Confidence? It's hard to build that when something always

  • eems to go wrong. Or at least it would appear that way.
  • "No, we didn't think, 'Oh, here it goes again,' ' quarterback Clint Trickett said of the meltdown that resulted in West Virginia's latest loss, a 35-12 drubbing at Kansas State. "It wasn't anything like that, a déjà vu type thing. It was just a simple lack of execution and [Kansas State] played great.''

    Or was it?

    "Is it confidence? That probably has something to do with it,'' coach Dana Holgorsen said. "I don't know. Maybe we're just not coaching it very well.''

    Truth be told, eight games into what increasingly appears to be a lost season for a program that isn't used to lost seasons, it is probably a bit of both.

    Sure, there are always other mitigating factors. Hey, a lack of talent might be one, huh? Again, increasingly this appears not to be a matter of confidence or coaching or execution or any of the other myriad excuses folks use when things don't go well, but rather just a bad football team playing bad football.

    Still, the evidence seems to suggest otherwise, at least to a point. A truly bad football team doesn't do some of the things this one has done this season, like take No. 10 Oklahoma to the wire and whack preseason Big 12 favorite and then-No. 11 Oklahoma State.

    "At times,'' defensive coordinator Keith Patterson said, "we look like a football team.''

    Yet two-thirds of the way through the season, the only way that West Virginia can salvage the only real goal it ever had - bowl eligibility - is to win three of the final four games.

    If you're counting, it was the 5-0 start to 2012 that marked the last time this team put together anything even close to a 3-1 record. They've won back-to-back games just once since then - a span of 16 games during which the Mountaineers have gone 5-11 - and have been outscored by 210 points by teams not named Georgia State and Kansas.

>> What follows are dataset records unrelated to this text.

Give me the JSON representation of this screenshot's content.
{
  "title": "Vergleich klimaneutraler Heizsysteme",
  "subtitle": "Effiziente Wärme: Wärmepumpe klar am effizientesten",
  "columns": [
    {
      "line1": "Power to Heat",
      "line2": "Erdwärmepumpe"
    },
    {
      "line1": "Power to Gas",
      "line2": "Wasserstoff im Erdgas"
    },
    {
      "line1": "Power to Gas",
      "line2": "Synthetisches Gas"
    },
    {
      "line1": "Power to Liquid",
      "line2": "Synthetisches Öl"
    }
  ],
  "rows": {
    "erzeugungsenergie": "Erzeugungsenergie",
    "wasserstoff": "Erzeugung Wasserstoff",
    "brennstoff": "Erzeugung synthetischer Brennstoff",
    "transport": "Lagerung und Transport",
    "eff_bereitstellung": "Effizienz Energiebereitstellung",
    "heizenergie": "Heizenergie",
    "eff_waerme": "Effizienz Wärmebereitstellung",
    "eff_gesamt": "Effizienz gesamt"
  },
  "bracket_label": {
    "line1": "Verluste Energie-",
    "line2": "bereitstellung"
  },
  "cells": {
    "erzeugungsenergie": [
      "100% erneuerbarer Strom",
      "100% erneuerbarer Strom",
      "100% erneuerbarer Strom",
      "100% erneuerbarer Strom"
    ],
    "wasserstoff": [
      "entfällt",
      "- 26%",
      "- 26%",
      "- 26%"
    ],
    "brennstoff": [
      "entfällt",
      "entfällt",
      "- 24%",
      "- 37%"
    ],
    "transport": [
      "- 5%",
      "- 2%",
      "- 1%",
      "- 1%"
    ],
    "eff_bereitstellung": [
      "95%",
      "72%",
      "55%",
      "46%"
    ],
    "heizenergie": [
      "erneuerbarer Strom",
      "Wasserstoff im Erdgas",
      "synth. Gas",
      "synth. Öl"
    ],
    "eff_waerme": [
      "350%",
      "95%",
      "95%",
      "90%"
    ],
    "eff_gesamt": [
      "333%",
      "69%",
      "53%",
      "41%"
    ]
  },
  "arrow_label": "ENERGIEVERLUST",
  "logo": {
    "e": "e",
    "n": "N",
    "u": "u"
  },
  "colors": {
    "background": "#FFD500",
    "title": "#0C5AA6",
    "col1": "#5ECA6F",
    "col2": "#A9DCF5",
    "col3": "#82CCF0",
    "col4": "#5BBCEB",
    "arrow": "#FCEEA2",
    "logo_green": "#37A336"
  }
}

    "It's heartbreaking,'' senior safety Darwin Cook said. "Anybody in that type of situation . . . it's your last go-around and you want to make it your best one. Evidently we're not doing what we're supposed to be doing right now. It's disappointing, but we just have to go back [to practice] on Tuesday and go back to work or the same thing will happen again.''

    Can this team drag itself out from the depths, though?

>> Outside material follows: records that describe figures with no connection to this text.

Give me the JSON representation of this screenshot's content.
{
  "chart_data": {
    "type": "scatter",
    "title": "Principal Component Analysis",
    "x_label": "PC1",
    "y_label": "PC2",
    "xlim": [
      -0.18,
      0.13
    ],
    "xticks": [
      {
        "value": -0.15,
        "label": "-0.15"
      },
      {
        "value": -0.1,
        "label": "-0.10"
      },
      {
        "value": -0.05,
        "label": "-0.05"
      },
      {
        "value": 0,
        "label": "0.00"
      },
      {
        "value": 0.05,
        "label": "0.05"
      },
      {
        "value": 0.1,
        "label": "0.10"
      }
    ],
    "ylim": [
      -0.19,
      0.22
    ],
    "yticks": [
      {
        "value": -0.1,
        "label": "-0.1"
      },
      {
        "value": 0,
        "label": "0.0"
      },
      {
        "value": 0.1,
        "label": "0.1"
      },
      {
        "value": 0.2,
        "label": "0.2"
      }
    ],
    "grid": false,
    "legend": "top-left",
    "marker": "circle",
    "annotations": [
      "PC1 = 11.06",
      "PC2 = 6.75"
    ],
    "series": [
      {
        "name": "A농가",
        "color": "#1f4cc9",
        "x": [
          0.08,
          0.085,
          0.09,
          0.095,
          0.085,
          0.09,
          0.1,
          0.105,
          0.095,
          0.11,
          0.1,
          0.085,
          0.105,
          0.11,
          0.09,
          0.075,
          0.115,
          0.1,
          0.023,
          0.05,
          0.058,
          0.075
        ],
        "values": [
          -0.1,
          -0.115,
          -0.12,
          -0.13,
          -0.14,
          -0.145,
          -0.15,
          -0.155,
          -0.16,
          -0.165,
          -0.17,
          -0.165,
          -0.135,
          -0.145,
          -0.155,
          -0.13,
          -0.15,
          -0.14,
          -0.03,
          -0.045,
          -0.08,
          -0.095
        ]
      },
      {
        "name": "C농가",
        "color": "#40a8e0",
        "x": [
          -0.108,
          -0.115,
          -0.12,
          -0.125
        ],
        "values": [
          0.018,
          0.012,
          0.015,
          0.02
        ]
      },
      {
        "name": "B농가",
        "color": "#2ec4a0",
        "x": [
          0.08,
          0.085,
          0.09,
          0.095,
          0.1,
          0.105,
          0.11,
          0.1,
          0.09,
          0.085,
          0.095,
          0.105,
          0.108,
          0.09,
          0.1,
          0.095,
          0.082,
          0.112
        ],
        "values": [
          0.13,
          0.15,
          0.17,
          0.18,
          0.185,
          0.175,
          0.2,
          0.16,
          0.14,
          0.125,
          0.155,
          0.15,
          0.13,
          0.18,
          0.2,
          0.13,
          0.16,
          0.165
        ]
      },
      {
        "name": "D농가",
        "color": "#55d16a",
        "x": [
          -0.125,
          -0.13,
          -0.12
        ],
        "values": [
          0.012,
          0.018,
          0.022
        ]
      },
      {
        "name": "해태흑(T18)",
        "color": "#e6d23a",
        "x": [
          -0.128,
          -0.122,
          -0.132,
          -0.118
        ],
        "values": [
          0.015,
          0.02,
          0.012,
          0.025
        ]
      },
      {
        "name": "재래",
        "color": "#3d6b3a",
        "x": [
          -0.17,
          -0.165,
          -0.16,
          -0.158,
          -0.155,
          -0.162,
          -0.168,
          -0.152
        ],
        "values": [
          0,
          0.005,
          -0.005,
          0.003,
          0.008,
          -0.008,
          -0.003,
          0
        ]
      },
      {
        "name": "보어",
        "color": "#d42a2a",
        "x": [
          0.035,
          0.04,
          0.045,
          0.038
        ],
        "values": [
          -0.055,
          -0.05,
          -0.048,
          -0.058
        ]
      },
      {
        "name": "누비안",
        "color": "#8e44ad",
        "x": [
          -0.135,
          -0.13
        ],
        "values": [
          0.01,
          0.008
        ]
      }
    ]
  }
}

    Yes, there are at least three teams remaining on the schedule that West Virginia can beat. But 3-5 TCU this week is playing at home and WVU has won exactly one road game (Iowa State) in that 16-game stretch. Iowa State 1-6 in large part because it has faced WVU's Big 12 schedule (its four league opponents are a combined 14-2 in conference play). Kansas is Kansas and there's no sugar-coating the Jayhawks, but the game is another of those roadies.

    Shoot, even Texas is beatable if for no other reason than somehow WVU hasn't lost to the Longhorns in just about anything since joining the Big 12 (a combined 5-1 in football, men's basketball and baseball).

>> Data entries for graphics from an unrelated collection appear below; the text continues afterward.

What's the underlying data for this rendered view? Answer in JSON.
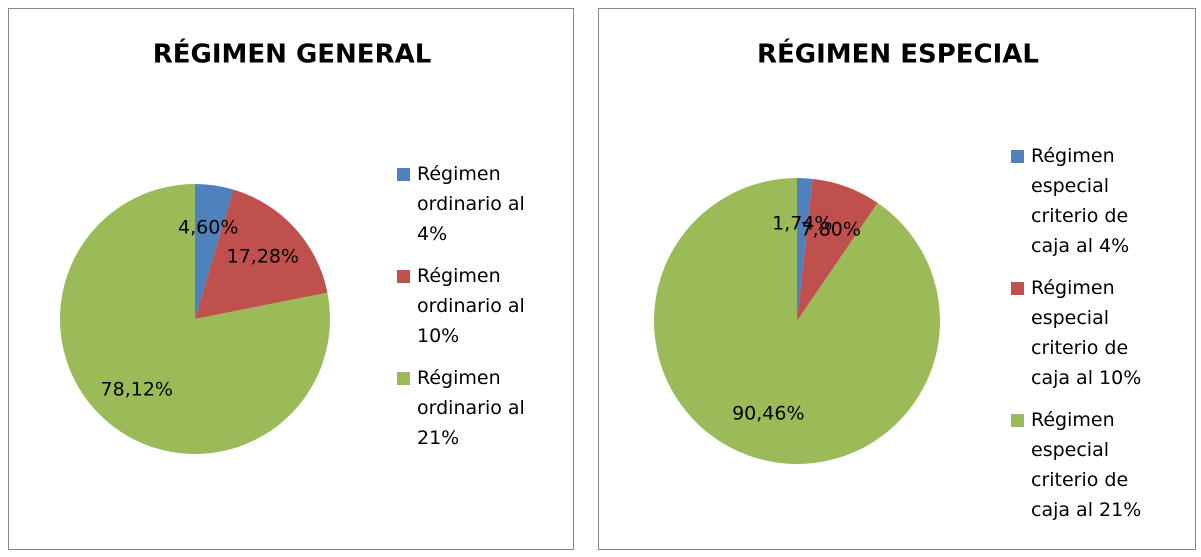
{
  "chart_data": [
    {
      "type": "pie",
      "title": "RÉGIMEN GENERAL",
      "categories": [
        "Régimen ordinario al 4%",
        "Régimen ordinario al 10%",
        "Régimen ordinario al 21%"
      ],
      "values": [
        4.6,
        17.28,
        78.12
      ],
      "value_labels": [
        "4,60%",
        "17,28%",
        "78,12%"
      ],
      "colors": [
        "#4f81bd",
        "#c0504d",
        "#9bbb59"
      ],
      "legend": "right"
    },
    {
      "type": "pie",
      "title": "RÉGIMEN ESPECIAL",
      "categories": [
        "Régimen especial criterio de caja al 4%",
        "Régimen especial criterio de caja al 10%",
        "Régimen especial criterio de caja al 21%"
      ],
      "values": [
        1.74,
        7.8,
        90.46
      ],
      "value_labels": [
        "1,74%",
        "7,80%",
        "90,46%"
      ],
      "colors": [
        "#4f81bd",
        "#c0504d",
        "#9bbb59"
      ],
      "legend": "right"
    }
  ]
}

    Winning, though, in so many ways means believing you can win. And that's where shattered confidence doesn't help matters much.

    "We're losing, so sure, you're not going to be as confident as you were,'' Cook said. "But you just have to stick to your game plan, stick to what you do best and practice hard.''

    And that's saying all the right things. Doing it could be another story entirely.